The bioaccessibility of fat has implications for satiety and postprandial lipidemia. The prevailing view holds that the integrity of plant cell wall structure is the primary determinant of energy and nutrient extraction from plant cells as they pass through the gastrointestinal tract. However, comparisons across nuts (walnuts, almonds, pistachios) with varying physical properties do not support this view. In this study, masticated samples of three nuts from healthy adults were exposed to a static model of gastric digestion followed by simulated intestinal digestion. Primary outcomes were particle size and lipid release at each phase of digestion. Walnuts produced a significantly larger particle size post-mastication compared to almonds. Under gastric and intestinal conditions, the particle size was larger for walnuts compared to pistachios and almonds (P<0.05). However, the masticated and digesta particle sizes were not related to the integrity of cell walls nor lipid release. The total lipid release was comparable between nuts after the in vitro intestinal phase (P>0.05). Microstructural examination showed ruptured and fissured cell walls that would allow digestion of cellular contents and this may be governed by internal cellular properties such as oil body state. Furthermore, the cell walls of walnuts tend to rupture rather than separate and as walnut tissue passes through the gastrointestinal track, lipids tend to coalesce reducing digestion efficiency.

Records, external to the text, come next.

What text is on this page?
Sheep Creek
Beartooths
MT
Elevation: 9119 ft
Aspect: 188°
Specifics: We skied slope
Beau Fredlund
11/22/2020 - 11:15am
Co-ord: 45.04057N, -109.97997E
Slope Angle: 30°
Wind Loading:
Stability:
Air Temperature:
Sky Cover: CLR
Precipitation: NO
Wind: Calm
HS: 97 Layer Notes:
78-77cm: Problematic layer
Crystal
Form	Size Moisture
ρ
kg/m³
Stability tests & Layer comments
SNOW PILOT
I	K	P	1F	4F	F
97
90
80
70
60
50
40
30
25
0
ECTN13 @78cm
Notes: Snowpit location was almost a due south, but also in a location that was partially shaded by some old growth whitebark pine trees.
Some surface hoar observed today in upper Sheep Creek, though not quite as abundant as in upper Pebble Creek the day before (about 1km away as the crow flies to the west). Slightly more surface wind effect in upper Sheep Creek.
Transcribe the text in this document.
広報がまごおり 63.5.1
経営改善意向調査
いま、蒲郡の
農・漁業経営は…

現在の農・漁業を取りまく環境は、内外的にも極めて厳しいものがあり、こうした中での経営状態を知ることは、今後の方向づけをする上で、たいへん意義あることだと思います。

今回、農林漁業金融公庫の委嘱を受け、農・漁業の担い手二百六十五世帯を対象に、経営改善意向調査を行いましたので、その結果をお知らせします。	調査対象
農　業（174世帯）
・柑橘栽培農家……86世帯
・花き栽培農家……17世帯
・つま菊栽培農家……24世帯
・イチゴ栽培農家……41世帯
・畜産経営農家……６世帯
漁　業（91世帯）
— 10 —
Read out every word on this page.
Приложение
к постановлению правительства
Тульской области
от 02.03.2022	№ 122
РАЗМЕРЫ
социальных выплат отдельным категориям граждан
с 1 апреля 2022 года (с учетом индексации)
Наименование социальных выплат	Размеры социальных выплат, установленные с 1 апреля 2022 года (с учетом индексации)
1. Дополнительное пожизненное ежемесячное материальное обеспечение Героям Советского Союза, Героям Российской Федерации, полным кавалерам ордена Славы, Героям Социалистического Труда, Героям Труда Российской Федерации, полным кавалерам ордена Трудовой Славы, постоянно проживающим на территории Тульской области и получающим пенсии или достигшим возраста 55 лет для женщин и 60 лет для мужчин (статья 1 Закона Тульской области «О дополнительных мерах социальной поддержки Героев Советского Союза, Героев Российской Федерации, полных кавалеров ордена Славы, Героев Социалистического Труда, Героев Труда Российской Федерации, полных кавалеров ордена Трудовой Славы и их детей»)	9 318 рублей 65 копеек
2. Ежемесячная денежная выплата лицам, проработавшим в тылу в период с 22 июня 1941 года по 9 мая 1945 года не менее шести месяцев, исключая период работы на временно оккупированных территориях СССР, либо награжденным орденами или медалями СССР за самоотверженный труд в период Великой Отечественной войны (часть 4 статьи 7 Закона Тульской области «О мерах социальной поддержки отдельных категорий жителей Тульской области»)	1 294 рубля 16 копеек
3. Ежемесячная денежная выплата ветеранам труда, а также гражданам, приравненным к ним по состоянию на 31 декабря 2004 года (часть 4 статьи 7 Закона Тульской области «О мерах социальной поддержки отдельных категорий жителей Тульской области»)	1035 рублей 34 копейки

Koh, S.J., Y.I. Choi, Y. Kim, Y.S. Kim, S.W. Choi, J.W. Kim, B.G. Kim, K.L. Lee, 2019. Walnut phenolic extract inhibits nuclear factor kappaB signaling in intestinal epithelial cells, and ameliorates experimental colitis and colitis-associated colon cancer in mice.
Eur J Nutr. 58(4):1603-1613.
Purpose: Walnuts (Juglans regia) are known to have anti-cancer and immunomodulatory effects. However, little information is available on the effects of walnut phenolic extract (WPE) on intestinal inflammation and colitis-associated colon cancer. Methods: COLO205 cells were pretreated with WPE and then stimulated with tumor necrosis factor (TNF)-α. In the acute colitis model, wild type mice (C57BL/6) were administered 4% dextran sulfate sodium (DSS) for 5 days. In the chronic colitis model, interleukin (IL)-10-/- mice were administered with either the vehicle or WPE (20 mg/kg) by oral gavage daily for 2 weeks. In an inflammation-associated tumor model, wild type mice were administered a single intraperitoneal injection of azoxymethane followed by three cycles of 2% DSS for 5 days and 2 weeks of free water consumption. Results: WPE significantly inhibited IL-8 and IL-1α expression in COLO205 cells. WPE attenuated both the TNF-α-induced IκB phosphorylation/degradation and NF-κB DNA binding activity. The administration of oral WPE significantly reduced the severity of colitis in both acute and chronic colitis models, including the IL-10-/- mice. In immunohistochemical staining, WPE attenuated NF-κB signaling in the colons of both colitis models. Finally, WPE also significantly reduced tumor development in a murine model of colitis-associated colon cancer (CAC). Conclusions: WPE ameliorates acute and chronic colitis and CAC in mice, suggesting that WPE may have potentials for the treatment of inflammatory bowel disease.